His rent has gone up five per cent a year for the past eight years, but now he says his landlord wants 25 per cent increases for the next five years and worries his venue may be the next to close.

"We're OK for the moment but I think anyone in this neighbourhood is just taking it year-by-year ..," Sutherland said.

He worries because there is no limit for rent increases on commercial properties, only big chain retailers will be able to afford the neighbourhood's rent.

"It's parasitic to the neighbourhood," Sutherland said. "Instead of getting a neighbourhood where people want to come out ... you're losing its uniqueness ... I think it's bad for business over the long term."

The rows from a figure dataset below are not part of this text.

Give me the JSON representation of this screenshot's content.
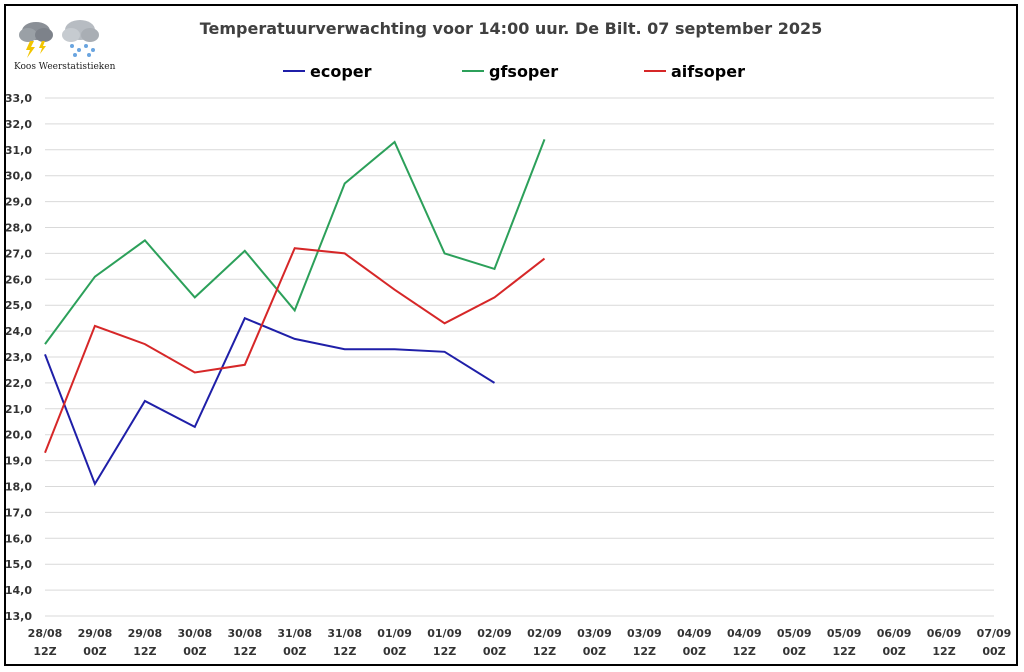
{
  "chart_data": {
    "type": "line",
    "title": "Temperatuurverwachting voor 14:00 uur. De Bilt. 07 september 2025",
    "xlabel": "",
    "ylabel": "",
    "ylim": [
      13.0,
      33.0
    ],
    "yticks": [
      "13,0",
      "14,0",
      "15,0",
      "16,0",
      "17,0",
      "18,0",
      "19,0",
      "20,0",
      "21,0",
      "22,0",
      "23,0",
      "24,0",
      "25,0",
      "26,0",
      "27,0",
      "28,0",
      "29,0",
      "30,0",
      "31,0",
      "32,0",
      "33,0"
    ],
    "categories": [
      [
        "28/08",
        "12Z"
      ],
      [
        "29/08",
        "00Z"
      ],
      [
        "29/08",
        "12Z"
      ],
      [
        "30/08",
        "00Z"
      ],
      [
        "30/08",
        "12Z"
      ],
      [
        "31/08",
        "00Z"
      ],
      [
        "31/08",
        "12Z"
      ],
      [
        "01/09",
        "00Z"
      ],
      [
        "01/09",
        "12Z"
      ],
      [
        "02/09",
        "00Z"
      ],
      [
        "02/09",
        "12Z"
      ],
      [
        "03/09",
        "00Z"
      ],
      [
        "03/09",
        "12Z"
      ],
      [
        "04/09",
        "00Z"
      ],
      [
        "04/09",
        "12Z"
      ],
      [
        "05/09",
        "00Z"
      ],
      [
        "05/09",
        "12Z"
      ],
      [
        "06/09",
        "00Z"
      ],
      [
        "06/09",
        "12Z"
      ],
      [
        "07/09",
        "00Z"
      ]
    ],
    "grid": "horizontal",
    "legend_position": "top",
    "series": [
      {
        "name": "ecoper",
        "color": "#1f1fa8",
        "values": [
          23.1,
          18.1,
          21.3,
          20.3,
          24.5,
          23.7,
          23.3,
          23.3,
          23.2,
          22.0,
          null,
          null,
          null,
          null,
          null,
          null,
          null,
          null,
          null,
          null
        ]
      },
      {
        "name": "gfsoper",
        "color": "#2ca05a",
        "values": [
          23.5,
          26.1,
          27.5,
          25.3,
          27.1,
          24.8,
          29.7,
          31.3,
          27.0,
          26.4,
          31.4,
          null,
          null,
          null,
          null,
          null,
          null,
          null,
          null,
          null
        ]
      },
      {
        "name": "aifsoper",
        "color": "#d62728",
        "values": [
          19.3,
          24.2,
          23.5,
          22.4,
          22.7,
          27.2,
          27.0,
          25.6,
          24.3,
          25.3,
          26.8,
          null,
          null,
          null,
          null,
          null,
          null,
          null,
          null,
          null
        ]
      }
    ]
  },
  "logo": {
    "text": "Koos Weerstatistieken",
    "icons": [
      "storm-cloud-icon",
      "snow-cloud-icon"
    ]
  }
}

'Lingering vacancies' city-wide problem

Neighbourhoods from Ossington to the Danforth are struggling too, said John Kiru, the executive director of the Toronto Association of Business Improvement Areas.

He said 2017 is shaping up to be among the worst for shuttered storefronts.

"We are seeing more vacancies than I've seen in years in neighbourhoods all over, and they are not turning over as quickly as we used to see, so they are lingering vacancies," he said.

Kiru said there are other factors at play like online shopping, but the predominant factor is taxation and rent.

For example, he said the Ontario government's business education tax rate is the highest in Toronto; 30 per cent higher than Halton Region and 20 per cent higher than York Region.

Plus, he says business property taxes are assessed on a four-year cycle and the 2016 assessment in effect for 2017 is crippling for some businesses, because the methodology is based on the highest amount of money the property could sell for.

"That's making it unsustainable for some of the businesses out there," he said.